A mountain biking pump track will be built at Anstey Park – but the controversy surrounding the £80,000 project refuses to go away.

It stems from a public consultation held in January in which 93 per cent of respondents backed the scheme after Alton Town Council said it would be constructed at “no cost to the taxpayer”.

Town clerk Leah Coney clarified this as “no funds generated through council tax” and the town council kept that pledge by using £40,000 earned by leasing land to EE for a phone mast and securing £57,450 of Community Infrastructure Levy developers’ cash from East Hampshire District Council.

East Hampshire will also decide on a £17,500 grant from its Supporting Communities Fund this month. The extra money is earmarked for the possible addition of solar floodlighting.

At its full council meeting on July 27, Alton Town Council approved the track by five votes to one, with only six of the 13 councillors attending.

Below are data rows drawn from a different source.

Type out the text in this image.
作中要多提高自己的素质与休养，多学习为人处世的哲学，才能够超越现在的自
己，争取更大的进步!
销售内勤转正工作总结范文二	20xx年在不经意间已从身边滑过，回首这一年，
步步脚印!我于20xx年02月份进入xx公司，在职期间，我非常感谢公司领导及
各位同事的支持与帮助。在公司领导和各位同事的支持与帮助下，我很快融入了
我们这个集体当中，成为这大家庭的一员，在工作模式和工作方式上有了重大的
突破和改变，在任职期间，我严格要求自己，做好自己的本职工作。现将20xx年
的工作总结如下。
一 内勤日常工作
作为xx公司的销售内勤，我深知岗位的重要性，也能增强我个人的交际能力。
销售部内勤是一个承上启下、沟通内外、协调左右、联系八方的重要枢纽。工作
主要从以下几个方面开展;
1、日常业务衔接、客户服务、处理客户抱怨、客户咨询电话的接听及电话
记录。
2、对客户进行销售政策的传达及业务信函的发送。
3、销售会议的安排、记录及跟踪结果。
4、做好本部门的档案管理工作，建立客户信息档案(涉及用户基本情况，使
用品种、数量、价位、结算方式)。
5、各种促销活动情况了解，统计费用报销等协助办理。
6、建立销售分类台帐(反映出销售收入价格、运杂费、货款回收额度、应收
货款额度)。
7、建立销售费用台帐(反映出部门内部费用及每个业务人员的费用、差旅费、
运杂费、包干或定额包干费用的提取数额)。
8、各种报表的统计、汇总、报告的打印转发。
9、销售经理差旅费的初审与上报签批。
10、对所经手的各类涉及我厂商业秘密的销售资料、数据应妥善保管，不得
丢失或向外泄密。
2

The dissenting voice belonged to Cllr Graham Hill, who said: “The consultation was fundamentally flawed. The money is not taxpayers’ money but it certainly is public money. Putting it in terms of the precept is rather misleading. I think that statement in the consultation misled the public and we got misleading results.

“It addresses a very small section of the community. It is very niche and not good use of public funds.”

Of the survey, Cllr Suzie Burns said: “Could it have been phrased better? Possibly. We had 297 responses but would it have changed those? There was very little reference to where the money was coming from.”